The length of the positions seems to be equal to 2*CRITICAL_NUMBER + 1.
And... it goes to a maximum of the tokenizer's max_length-1, which is expected, I guess.
Ah. So the issue is that in the BlenderbotConfig, max_position_embeddings is set to 128. The publicly available weights only have position embeddings with those dimensions, so either I'd have to train from scratch or reduce the max tokenizer length to 128.
But seriously, this exception should be caught and re-raised with a more human-readable expression.
(I can contribute a fix after my internship ends, not before)

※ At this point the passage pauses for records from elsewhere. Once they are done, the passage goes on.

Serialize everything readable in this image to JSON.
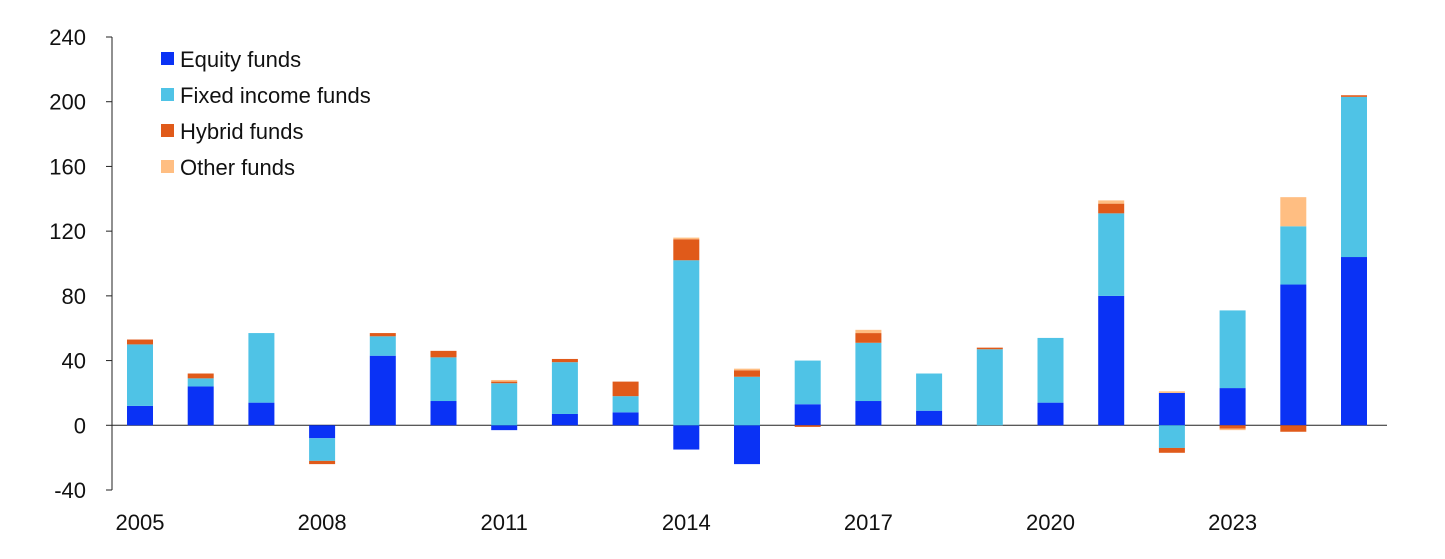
{
  "chart_data": {
    "type": "bar",
    "stacked": true,
    "title": "",
    "xlabel": "",
    "ylabel": "",
    "x": [
      2005,
      2006,
      2007,
      2008,
      2009,
      2010,
      2011,
      2012,
      2013,
      2014,
      2015,
      2016,
      2017,
      2018,
      2019,
      2020,
      2021,
      2022,
      2023,
      2024,
      2025
    ],
    "x_tick_labels": [
      "2005",
      "2008",
      "2011",
      "2014",
      "2017",
      "2020",
      "2023"
    ],
    "y_tick_labels": [
      "240",
      "200",
      "160",
      "120",
      "80",
      "40",
      "0",
      "-40"
    ],
    "ylim": [
      -40,
      240
    ],
    "grid": false,
    "legend_position": "top-left",
    "series": [
      {
        "name": "Equity funds",
        "color": "#0a32f5",
        "values": [
          12,
          24,
          14,
          -8,
          43,
          15,
          -3,
          7,
          8,
          -15,
          -24,
          13,
          15,
          9,
          0,
          14,
          80,
          20,
          23,
          87,
          104
        ]
      },
      {
        "name": "Fixed income funds",
        "color": "#4fc3e6",
        "values": [
          38,
          5,
          43,
          -14,
          12,
          27,
          26,
          32,
          10,
          102,
          30,
          27,
          36,
          23,
          47,
          40,
          51,
          -14,
          48,
          36,
          99
        ]
      },
      {
        "name": "Hybrid funds",
        "color": "#e05a1a",
        "values": [
          3,
          3,
          0,
          -2,
          2,
          4,
          1,
          2,
          9,
          13,
          4,
          -1,
          6,
          0,
          1,
          0,
          6,
          -3,
          -2,
          -4,
          1
        ]
      },
      {
        "name": "Other funds",
        "color": "#ffbe82",
        "values": [
          0,
          0,
          0,
          0,
          0,
          0,
          1,
          0,
          0,
          1,
          1,
          0,
          2,
          0,
          0,
          0,
          2,
          1,
          -1,
          18,
          0
        ]
      }
    ]
  }
}
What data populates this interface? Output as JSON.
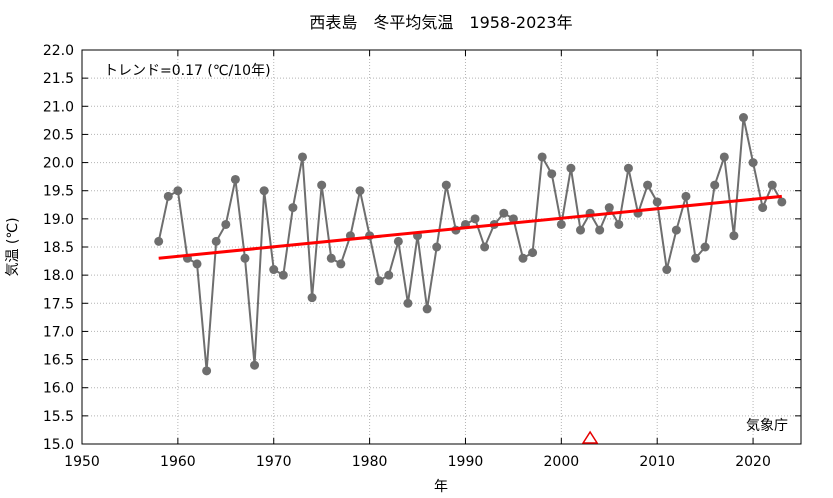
{
  "chart_data": {
    "type": "line",
    "title": "西表島　冬平均気温　1958-2023年",
    "xlabel": "年",
    "ylabel": "気温 (℃)",
    "trend_label": "トレンド=0.17 (℃/10年)",
    "source": "気象庁",
    "xlim": [
      1950,
      2025
    ],
    "ylim": [
      15.0,
      22.0
    ],
    "x_ticks": [
      1950,
      1960,
      1970,
      1980,
      1990,
      2000,
      2010,
      2020
    ],
    "y_ticks": [
      15.0,
      15.5,
      16.0,
      16.5,
      17.0,
      17.5,
      18.0,
      18.5,
      19.0,
      19.5,
      20.0,
      20.5,
      21.0,
      21.5,
      22.0
    ],
    "grid": true,
    "colors": {
      "series": "#6e6e6e",
      "trend": "#ff0000",
      "marker": "#e60000"
    },
    "x": [
      1958,
      1959,
      1960,
      1961,
      1962,
      1963,
      1964,
      1965,
      1966,
      1967,
      1968,
      1969,
      1970,
      1971,
      1972,
      1973,
      1974,
      1975,
      1976,
      1977,
      1978,
      1979,
      1980,
      1981,
      1982,
      1983,
      1984,
      1985,
      1986,
      1987,
      1988,
      1989,
      1990,
      1991,
      1992,
      1993,
      1994,
      1995,
      1996,
      1997,
      1998,
      1999,
      2000,
      2001,
      2002,
      2003,
      2004,
      2005,
      2006,
      2007,
      2008,
      2009,
      2010,
      2011,
      2012,
      2013,
      2014,
      2015,
      2016,
      2017,
      2018,
      2019,
      2020,
      2021,
      2022,
      2023
    ],
    "values": [
      18.6,
      19.4,
      19.5,
      18.3,
      18.2,
      16.3,
      18.6,
      18.9,
      19.7,
      18.3,
      16.4,
      19.5,
      18.1,
      18.0,
      19.2,
      20.1,
      17.6,
      19.6,
      18.3,
      18.2,
      18.7,
      19.5,
      18.7,
      17.9,
      18.0,
      18.6,
      17.5,
      18.7,
      17.4,
      18.5,
      19.6,
      18.8,
      18.9,
      19.0,
      18.5,
      18.9,
      19.1,
      19.0,
      18.3,
      18.4,
      20.1,
      19.8,
      18.9,
      19.9,
      18.8,
      19.1,
      18.8,
      19.2,
      18.9,
      19.9,
      19.1,
      19.6,
      19.3,
      18.1,
      18.8,
      19.4,
      18.3,
      18.5,
      19.6,
      20.1,
      18.7,
      20.8,
      20.0,
      19.2,
      19.6,
      19.3
    ],
    "trend": {
      "x": [
        1958,
        2023
      ],
      "y": [
        18.3,
        19.4
      ]
    },
    "marker_year": 2003
  }
}
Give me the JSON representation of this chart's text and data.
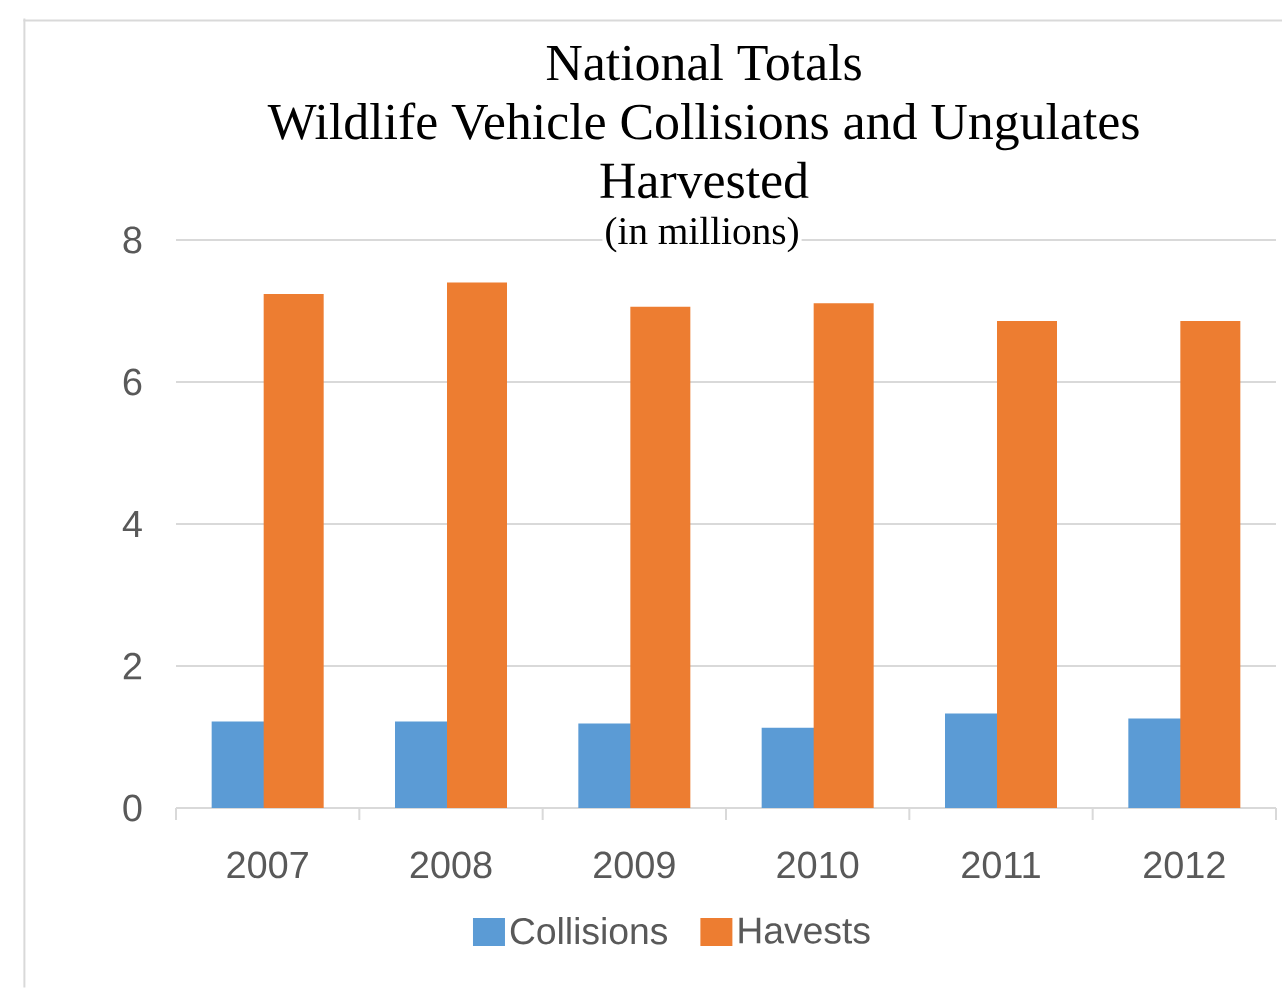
{
  "chart_data": {
    "type": "bar",
    "title": "National Totals",
    "subtitle": "Wildlife Vehicle Collisions and Ungulates Harvested",
    "annotations": [
      "(in millions)"
    ],
    "categories": [
      "2007",
      "2008",
      "2009",
      "2010",
      "2011",
      "2012"
    ],
    "series": [
      {
        "name": "Collisions",
        "color": "#5b9bd5",
        "values": [
          1.22,
          1.22,
          1.19,
          1.13,
          1.33,
          1.26
        ]
      },
      {
        "name": "Havests",
        "color": "#ed7d31",
        "values": [
          7.24,
          7.4,
          7.06,
          7.11,
          6.86,
          6.86
        ]
      }
    ],
    "ylim": [
      0,
      8
    ],
    "yticks": [
      0,
      2,
      4,
      6,
      8
    ],
    "grid": "y",
    "legend": "bottom"
  }
}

Catching and re-raising the exception during GPU training doesn't result in a more human-readable expression (It's still RuntimeError: CUDA error: CUBLAS_STATUS_NOT_INITIALIZED when calling cublasCreate(handle), but at least the flood of CUDA asserts are gone). Getting a more human-readable exception seems to be only possible for CPU-only training.
cc @sgugger for usage with the Trainer!
This issue has been automatically marked as stale because it has not had recent activity. If you think this still needs to be addressed please comment on this thread.
Please note that issues that do not follow the contributing guidelines are likely to be ignored.